When I was growing up in the rough and tumble of our small town in Oklahoma, my mom tried very hard to make certain I emerged with sufficient social graces to get by in the bigger world. My sisters and I were scolded if we said “purty” instead of “pretty,” and we knew that saying something crude like “butt” would get us a swift swat on that particular part of our anatomies.

She tried assiduously to delete you all and the contracted y’all from our vocabularies, but one quick conversation with any of us will quickly reveal that she failed in that particular mission. I try to restrain myself in mixed company (me and anyone not from the South), but when I get sufficiently relaxed, my roots start showing and soon I’m y’alling all over the place.

I recently received an email with a subject line that asked, “Is ‘You Guys’ a Sexist Term?” and I just clicked right past it. As far as I’m concerned, “you guys” and “you ‘uns” and “youse” are all variations on a theme: familiar and friendly. And that’s always just fine by me, regardless of the accent.

I especially like what Anne said about the term including not just the individual standing right in front of you, but the web of connections that person represents.
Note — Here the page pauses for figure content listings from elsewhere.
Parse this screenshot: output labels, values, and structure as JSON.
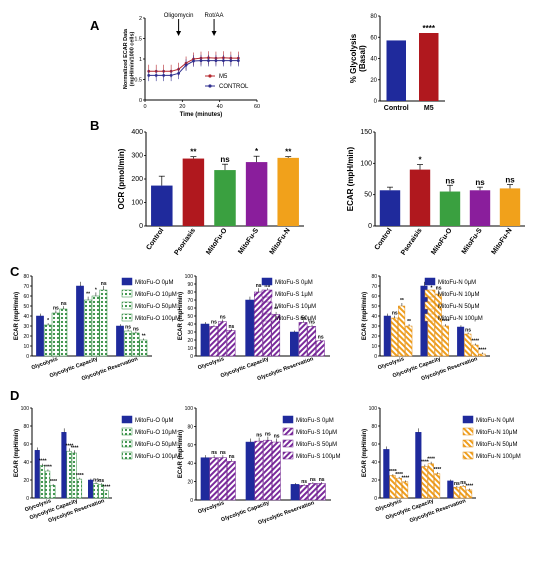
{
  "panel_labels": [
    "A",
    "B",
    "C",
    "D"
  ],
  "chart_data": [
    {
      "id": "A1",
      "type": "line",
      "ylabel": "Normalized ECAR Data",
      "ylabel2": "(mpH/min/1000 cells)",
      "xlabel": "Time (minutes)",
      "x_ticks": [
        0,
        20,
        40,
        60
      ],
      "y_ticks": [
        0.0,
        0.5,
        1.0,
        1.5,
        2.0
      ],
      "xlim": [
        0,
        60
      ],
      "ylim": [
        0,
        2
      ],
      "annotations": [
        "Oligomycin",
        "Rot/AA"
      ],
      "annotation_x": [
        18,
        37
      ],
      "x": [
        2,
        6,
        10,
        14,
        18,
        22,
        26,
        30,
        34,
        38,
        42,
        46,
        50
      ],
      "series": [
        {
          "name": "M5",
          "color": "#b5272d",
          "values": [
            0.7,
            0.7,
            0.7,
            0.7,
            0.75,
            0.9,
            1.0,
            1.02,
            1.03,
            1.02,
            1.03,
            1.02,
            1.02
          ],
          "err": 0.16
        },
        {
          "name": "CONTROL",
          "color": "#2f2f8f",
          "values": [
            0.6,
            0.6,
            0.6,
            0.6,
            0.65,
            0.85,
            0.95,
            0.96,
            0.96,
            0.96,
            0.96,
            0.96,
            0.96
          ],
          "err": 0.14
        }
      ]
    },
    {
      "id": "A2",
      "type": "bar",
      "ylabel": "% Glycolysis",
      "ylabel2": "(Basal)",
      "categories": [
        "Control",
        "M5"
      ],
      "values": [
        57,
        64
      ],
      "colors": [
        "#1f2a9c",
        "#b0181e"
      ],
      "y_ticks": [
        0,
        20,
        40,
        60,
        80
      ],
      "ylim": [
        0,
        80
      ],
      "sig": [
        "",
        "****"
      ]
    },
    {
      "id": "B1",
      "type": "bar",
      "ylabel": "OCR (pmol/min)",
      "categories": [
        "Control",
        "Psoriasis",
        "MitoFu-O",
        "MitoFu-S",
        "MitoFu-N"
      ],
      "values": [
        172,
        287,
        238,
        272,
        290
      ],
      "errors": [
        40,
        8,
        25,
        25,
        5
      ],
      "colors": [
        "#1f2a9c",
        "#b0181e",
        "#3aa040",
        "#8a1e9c",
        "#f1a11b"
      ],
      "y_ticks": [
        0,
        100,
        200,
        300,
        400
      ],
      "ylim": [
        0,
        400
      ],
      "sig": [
        "",
        "**",
        "ns",
        "*",
        "**"
      ]
    },
    {
      "id": "B2",
      "type": "bar",
      "ylabel": "ECAR (mpH/min)",
      "categories": [
        "Control",
        "Psoraisis",
        "MitoFu-O",
        "MitoFu-S",
        "MitoFu-N"
      ],
      "values": [
        57,
        90,
        55,
        57,
        60
      ],
      "errors": [
        5,
        8,
        10,
        5,
        6
      ],
      "colors": [
        "#1f2a9c",
        "#b0181e",
        "#3aa040",
        "#8a1e9c",
        "#f1a11b"
      ],
      "y_ticks": [
        0,
        50,
        100,
        150
      ],
      "ylim": [
        0,
        150
      ],
      "sig": [
        "",
        "*",
        "ns",
        "ns",
        "ns"
      ]
    },
    {
      "id": "C1",
      "type": "bar",
      "ylabel": "ECAR (mpH/min)",
      "categories": [
        "Glycolysis",
        "Glycolytic Capacity",
        "Glycolytic Reservation"
      ],
      "y_ticks": [
        0,
        10,
        20,
        30,
        40,
        50,
        60,
        70,
        80
      ],
      "ylim": [
        0,
        80
      ],
      "pattern": "dot",
      "base": "#2e8b3e",
      "series": [
        {
          "name": "MitoFu-O 0μM",
          "values": [
            40,
            70,
            30
          ],
          "sig": [
            "",
            "",
            ""
          ]
        },
        {
          "name": "MitoFu-O 10μM",
          "values": [
            31,
            56,
            25
          ],
          "sig": [
            "*",
            "**",
            "ns"
          ]
        },
        {
          "name": "MitoFu-O 50μM",
          "values": [
            43,
            60,
            23
          ],
          "sig": [
            "ns",
            "*",
            "ns"
          ]
        },
        {
          "name": "MitoFu-O 100μM",
          "values": [
            47,
            66,
            16
          ],
          "sig": [
            "ns",
            "ns",
            "**"
          ]
        }
      ]
    },
    {
      "id": "C2",
      "type": "bar",
      "ylabel": "ECAR (mpH/min)",
      "categories": [
        "Glycolysis",
        "Glycolytic Capacity",
        "Glycolytic Reservation"
      ],
      "y_ticks": [
        0,
        10,
        20,
        30,
        40,
        50,
        60,
        70,
        80,
        90,
        100
      ],
      "ylim": [
        0,
        100
      ],
      "pattern": "hatch",
      "base": "#6a1b8a",
      "series": [
        {
          "name": "MitoFu-S 0μM",
          "values": [
            40,
            70,
            30
          ],
          "sig": [
            "",
            "",
            ""
          ]
        },
        {
          "name": "MitoFu-S 1μM",
          "values": [
            37,
            80,
            42
          ],
          "sig": [
            "ns",
            "ns",
            "ns"
          ]
        },
        {
          "name": "MitoFu-S 10μM",
          "values": [
            43,
            80,
            37
          ],
          "sig": [
            "ns",
            "ns",
            "ns"
          ]
        },
        {
          "name": "MitoFu-S 50μM",
          "values": [
            32,
            52,
            19
          ],
          "sig": [
            "ns",
            "**",
            "ns"
          ]
        }
      ]
    },
    {
      "id": "C3",
      "type": "bar",
      "ylabel": "ECAR (mpH/min)",
      "categories": [
        "Glycolysis",
        "Glycolytic Capacity",
        "Glycolytic Reservation"
      ],
      "y_ticks": [
        0,
        10,
        20,
        30,
        40,
        50,
        60,
        70,
        80
      ],
      "ylim": [
        0,
        80
      ],
      "pattern": "diag",
      "base": "#e89b1a",
      "series": [
        {
          "name": "MitoFu-N 0μM",
          "values": [
            40,
            70,
            29
          ],
          "sig": [
            "",
            "",
            ""
          ]
        },
        {
          "name": "MitoFu-N 10μM",
          "values": [
            38,
            62,
            22
          ],
          "sig": [
            "ns",
            "*",
            "ns"
          ]
        },
        {
          "name": "MitoFu-N 50μM",
          "values": [
            50,
            62,
            11
          ],
          "sig": [
            "**",
            "ns",
            "****"
          ]
        },
        {
          "name": "MitoFu-N 100μM",
          "values": [
            30,
            30,
            2
          ],
          "sig": [
            "**",
            "****",
            "****"
          ]
        }
      ]
    },
    {
      "id": "D1",
      "type": "bar",
      "ylabel": "ECAR (mpH/min)",
      "categories": [
        "Glycolysis",
        "Glycolytic Capacity",
        "Glycolytic Reservation"
      ],
      "y_ticks": [
        0,
        20,
        40,
        60,
        80,
        100
      ],
      "ylim": [
        0,
        100
      ],
      "pattern": "dot",
      "base": "#2e8b3e",
      "series": [
        {
          "name": "MitoFu-O 0μM",
          "values": [
            53,
            73,
            20
          ],
          "sig": [
            "",
            "",
            ""
          ]
        },
        {
          "name": "MitoFu-O 10μM",
          "values": [
            36,
            52,
            16
          ],
          "sig": [
            "****",
            "****",
            "ns"
          ]
        },
        {
          "name": "MitoFu-O 50μM",
          "values": [
            30,
            50,
            15
          ],
          "sig": [
            "****",
            "****",
            "ns"
          ]
        },
        {
          "name": "MitoFu-O 100μM",
          "values": [
            14,
            21,
            8
          ],
          "sig": [
            "****",
            "****",
            "****"
          ]
        }
      ]
    },
    {
      "id": "D2",
      "type": "bar",
      "ylabel": "ECAR (mpH/min)",
      "categories": [
        "Glycolysis",
        "Glycolytic Capacity",
        "Glycolytic Reservation"
      ],
      "y_ticks": [
        0,
        20,
        40,
        60,
        80,
        100
      ],
      "ylim": [
        0,
        100
      ],
      "pattern": "hatch",
      "base": "#6a1b8a",
      "series": [
        {
          "name": "MitoFu-S 0μM",
          "values": [
            46,
            63,
            17
          ],
          "sig": [
            "",
            "",
            ""
          ]
        },
        {
          "name": "MitoFu-S 10μM",
          "values": [
            46,
            64,
            16
          ],
          "sig": [
            "ns",
            "ns",
            "ns"
          ]
        },
        {
          "name": "MitoFu-S 50μM",
          "values": [
            46,
            65,
            18
          ],
          "sig": [
            "ns",
            "ns",
            "ns"
          ]
        },
        {
          "name": "MitoFu-S 100μM",
          "values": [
            42,
            63,
            18
          ],
          "sig": [
            "ns",
            "ns",
            "ns"
          ]
        }
      ]
    },
    {
      "id": "D3",
      "type": "bar",
      "ylabel": "ECAR (mpH/min)",
      "categories": [
        "Glycolysis",
        "Glycolytic Capacity",
        "Glycolytic Reservation"
      ],
      "y_ticks": [
        0,
        20,
        40,
        60,
        80,
        100
      ],
      "ylim": [
        0,
        100
      ],
      "pattern": "diag",
      "base": "#e89b1a",
      "series": [
        {
          "name": "MitoFu-N 0μM",
          "values": [
            54,
            73,
            19
          ],
          "sig": [
            "",
            "",
            ""
          ]
        },
        {
          "name": "MitoFu-N 10μM",
          "values": [
            25,
            35,
            12
          ],
          "sig": [
            "****",
            "****",
            "ns"
          ]
        },
        {
          "name": "MitoFu-N 50μM",
          "values": [
            22,
            38,
            13
          ],
          "sig": [
            "****",
            "****",
            "ns"
          ]
        },
        {
          "name": "MitoFu-N 100μM",
          "values": [
            18,
            27,
            9
          ],
          "sig": [
            "****",
            "****",
            "****"
          ]
        }
      ]
    }
  ]
}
If I could accomplish one thing with Grit magazine, it would be to have people recognize how connected we all are – with each other and with the land, plants and animals that surround us. What a different world we’d all inhabit if we each viewed the other as you all in that special, networked, nuanced way Anne described.

We had so much fun editing this issue of Grit, from Letitia Star’s informative story on farmers’ markets and Barbara Pleasant’s story about training your dog to guard your place to Carolyn Abell’s beautiful story on Georgia’s Agrirama, George DeVault’s advice-filled piece on weed-wrangling and Hank Will’s useful article on gear that works.

By the time you read this, spring already will have sprung and summer will be stretching and yawning ahead of us. I hope you’ll take some time to go visit your neighbors or just sit a spell and watch the garden grow – and I mean all y’all!